Aortic Valve connects the left ventricle with the ascending aorta, i.e. the central artery of the human body. Normally aortic orifice has an area of 3-4 cm2. When the area of the orifice is smaller then this is called aortic valve stenosis or simply aortic stenosis. In particular, when the area of the orifice is less than 1 cm2, this refers to severe aortic stenosis, which is usually accompanied by symptoms.
Aortic stenosis is one of the most common valvular diseases in the western world. In most of the times it is a degenerative valvular disease (that is, it occurs with growing age), it may be related with bicuspid aortic valve, while in the historically its leading cause was rheumatic fever.
The natural course of aortic stenosis is usually long and “silent”. Clinical presentation may include angina, syncope, and / or heart failure. Symptoms usually appear in the 7thor 8th decade of life (or in the 4-5th if it is related to a bicuspid aortic valve). Moderate aortic stenosis is estimated to aggravate into severe in 50% of patients within 5 years.
Symptoms onset is crucial, as the patient’s life-expectancy is reduced dramatically, if left untreated. Historical data estimate the life-expectancy of symptomatic severe aortic stenosis to 2-5 years, if treated under medications alone. However, if the valve is replaced then the patient’s estimated prognosis (life-expectancy) returns approximately to the previous levels, as if there were no aortic stenosis. The patient is diagnosed and monitored by echocardiography. In some cases, for a final diagnosis and grading of the severity a stress-echocardiogram may be required.
Additionally there are some cases in which the decision to proceed with aortic valve replacement is made, even if in the absence of symptoms. This occurs when severe aortic valve stenosis has been diagnosed with a) concomitant loss of left ventricular function or b) when significant findings occur during stress-echo (symptoms or drop in blood pressure).
Aortic valve replacement is traditionally performed surgically by a heart surgeon. The prosthetic valve is replaced by a mechanical valve (typically in patients younger than 60-65 years), or a bioprosthetis (in older patients).

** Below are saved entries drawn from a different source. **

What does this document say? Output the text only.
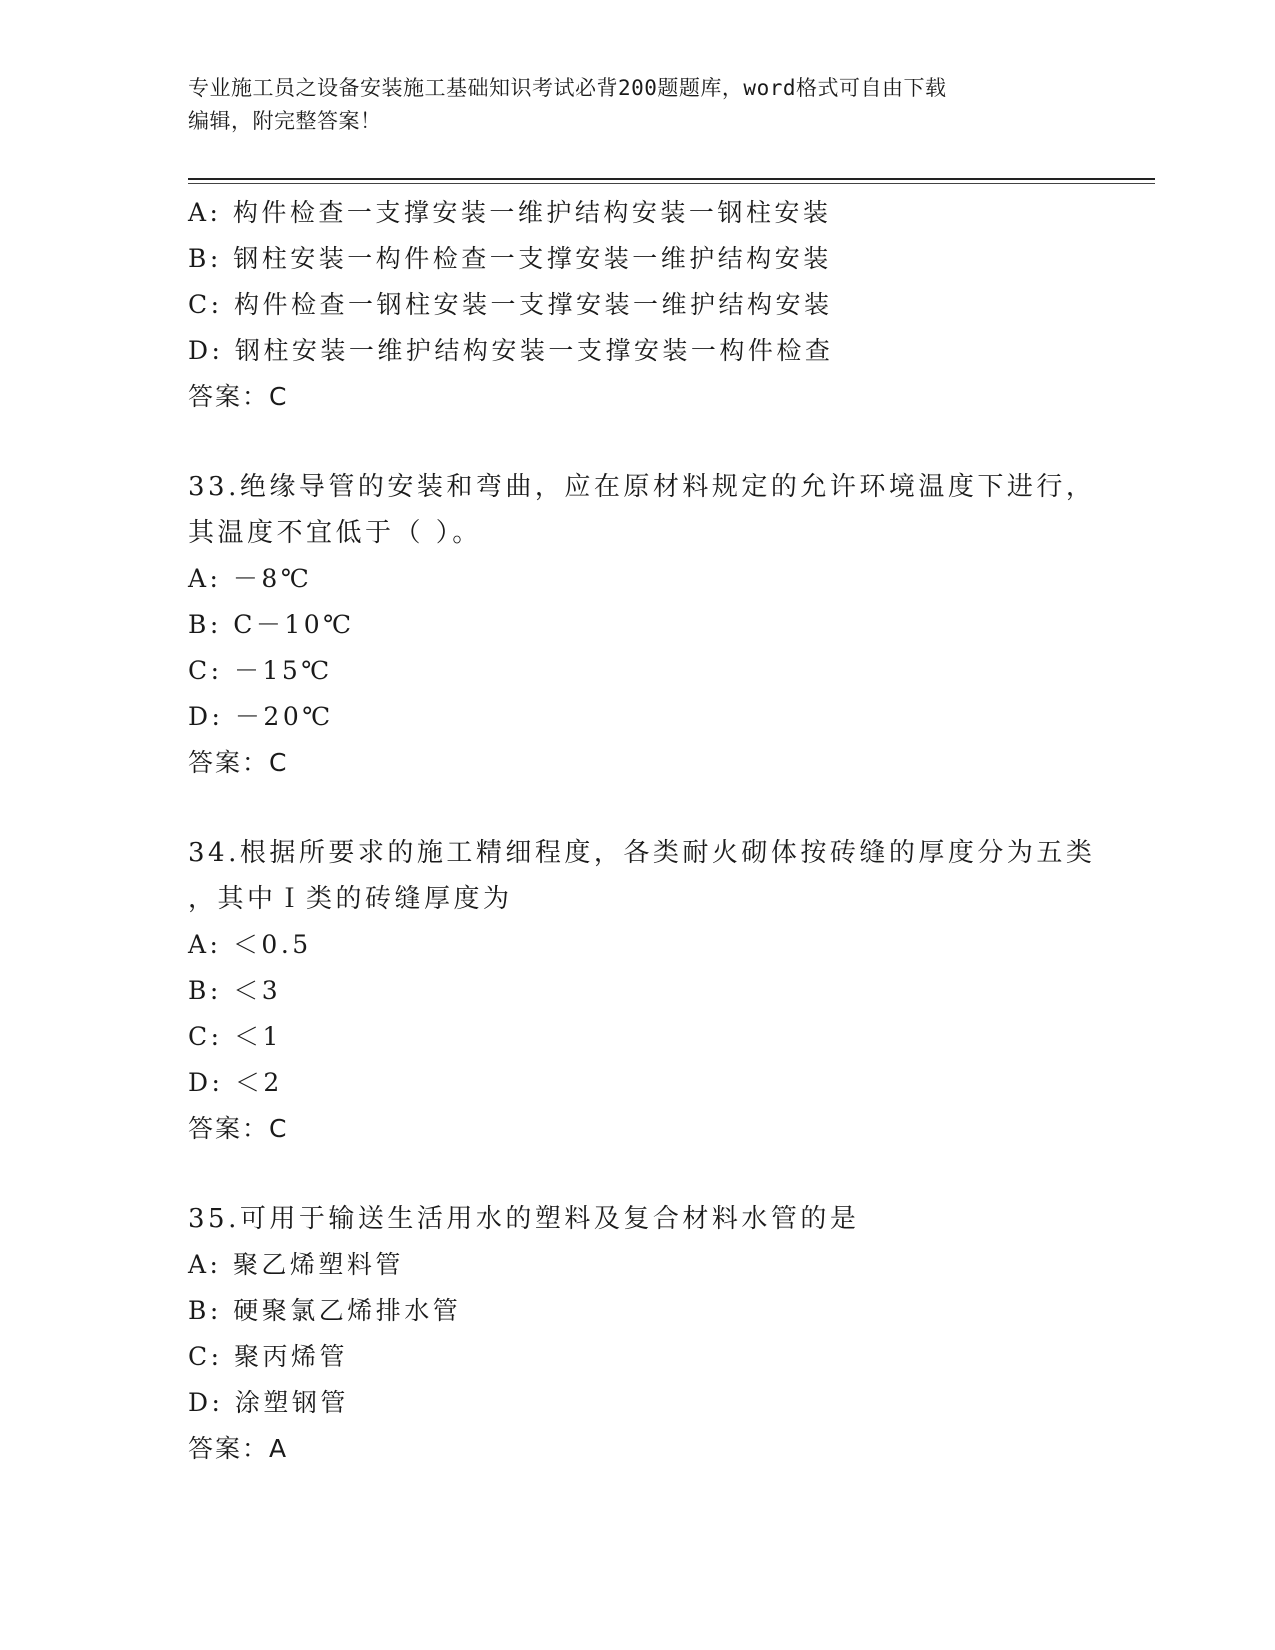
专业施工员之设备安装施工基础知识考试必背200题题库，word格式可自由下载
编辑，附完整答案！
A: 构件检查一支撑安装一维护结构安装一钢柱安装
B: 钢柱安装一构件检查一支撑安装一维护结构安装
C: 构件检查一钢柱安装一支撑安装一维护结构安装
D: 钢柱安装一维护结构安装一支撑安装一构件检查
答案：C
33.绝缘导管的安装和弯曲，应在原材料规定的允许环境温度下进行，
其温度不宜低于（ ）。
A: －8℃
B: C－10℃
C: －15℃
D: －20℃
答案：C
34.根据所要求的施工精细程度，各类耐火砌体按砖缝的厚度分为五类
，其中Ｉ类的砖缝厚度为
A: ＜0.5
B: ＜3
C: ＜1
D: ＜2
答案：C
35.可用于输送生活用水的塑料及复合材料水管的是
A: 聚乙烯塑料管
B: 硬聚氯乙烯排水管
C: 聚丙烯管
D: 涂塑钢管
答案：A
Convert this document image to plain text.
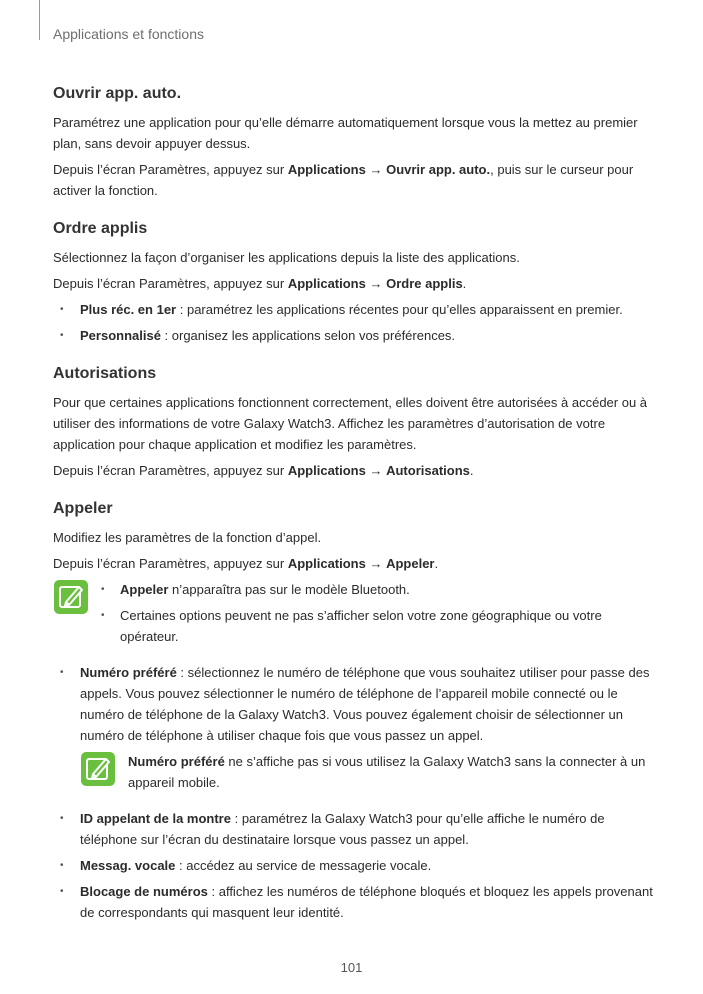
Applications et fonctions
Ouvrir app. auto.

Paramétrez une application pour qu’elle démarre automatiquement lorsque vous la mettez au premier plan, sans devoir appuyer dessus.

Depuis l’écran Paramètres, appuyez sur Applications → Ouvrir app. auto., puis sur le curseur pour activer la fonction.

Ordre applis

Sélectionnez la façon d’organiser les applications depuis la liste des applications.

Depuis l’écran Paramètres, appuyez sur Applications → Ordre applis.

• Plus réc. en 1er : paramétrez les applications récentes pour qu’elles apparaissent en premier.
• Personnalisé : organisez les applications selon vos préférences.
Autorisations

Pour que certaines applications fonctionnent correctement, elles doivent être autorisées à accéder ou à utiliser des informations de votre Galaxy Watch3. Affichez les paramètres d’autorisation de votre application pour chaque application et modifiez les paramètres.

Depuis l’écran Paramètres, appuyez sur Applications → Autorisations.

Appeler

Modifiez les paramètres de la fonction d’appel.

Depuis l’écran Paramètres, appuyez sur Applications → Appeler.

• Appeler n’apparaîtra pas sur le modèle Bluetooth.
• Certaines options peuvent ne pas s’afficher selon votre zone géographique ou votre opérateur.
• Numéro préféré : sélectionnez le numéro de téléphone que vous souhaitez utiliser pour passe des appels. Vous pouvez sélectionner le numéro de téléphone de l’appareil mobile connecté ou le numéro de téléphone de la Galaxy Watch3. Vous pouvez également choisir de sélectionner un numéro de téléphone à utiliser chaque fois que vous passez un appel.

Numéro préféré ne s’affiche pas si vous utilisez la Galaxy Watch3 sans la connecter à un appareil mobile.

• ID appelant de la montre : paramétrez la Galaxy Watch3 pour qu’elle affiche le numéro de téléphone sur l’écran du destinataire lorsque vous passez un appel.
• Messag. vocale : accédez au service de messagerie vocale.
• Blocage de numéros : affichez les numéros de téléphone bloqués et bloquez les appels provenant de correspondants qui masquent leur identité.
101
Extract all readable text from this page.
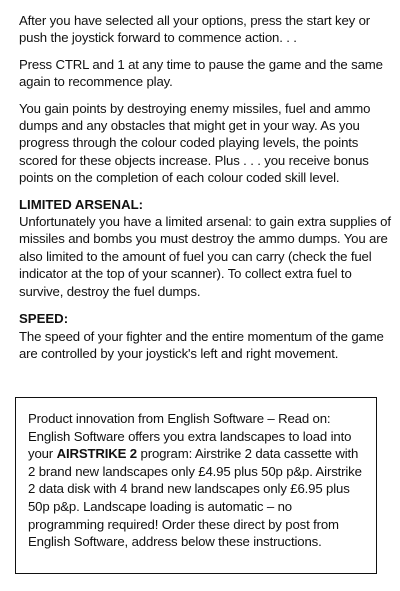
After you have selected all your options, press the start key or push the joystick forward to commence action. . .

Press CTRL and 1 at any time to pause the game and the same again to recommence play.

You gain points by destroying enemy missiles, fuel and ammo dumps and any obstacles that might get in your way. As you progress through the colour coded playing levels, the points scored for these objects increase. Plus . . . you receive bonus points on the completion of each colour coded skill level.

LIMITED ARSENAL:

Unfortunately you have a limited arsenal: to gain extra supplies of missiles and bombs you must destroy the ammo dumps. You are also limited to the amount of fuel you can carry (check the fuel indicator at the top of your scanner). To collect extra fuel to survive, destroy the fuel dumps.

SPEED:

The speed of your fighter and the entire momentum of the game are controlled by your joystick's left and right movement.

Product innovation from English Software – Read on: English Software offers you extra landscapes to load into your AIRSTRIKE 2 program: Airstrike 2 data cassette with 2 brand new landscapes only £4.95 plus 50p p&p. Airstrike 2 data disk with 4 brand new landscapes only £6.95 plus 50p p&p. Landscape loading is automatic – no programming required! Order these direct by post from English Software, address below these instructions.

Bioprosthetic valves are constructed of porcine or bovine pericardium, but have a shorter lifespan than mechanical ones. On the other hand, the disadvantage of mechanical valves is the need for lifelong administration of anticoagulants.
In addition to the classic, surgical replacement of the aortic valve, transcatheter implantation by invasive cardiologists is possible. This method is called transcatheter implantation (replacement) of aortic valve – TAVI or TAVR (see related article). TAVI was initially introduced in clinical practiveonly for patients who were considered inoperable or of very high intraoperative risk. Recent data from large clinical trials are gradually expanding the range of patients who may be treated with TAVI.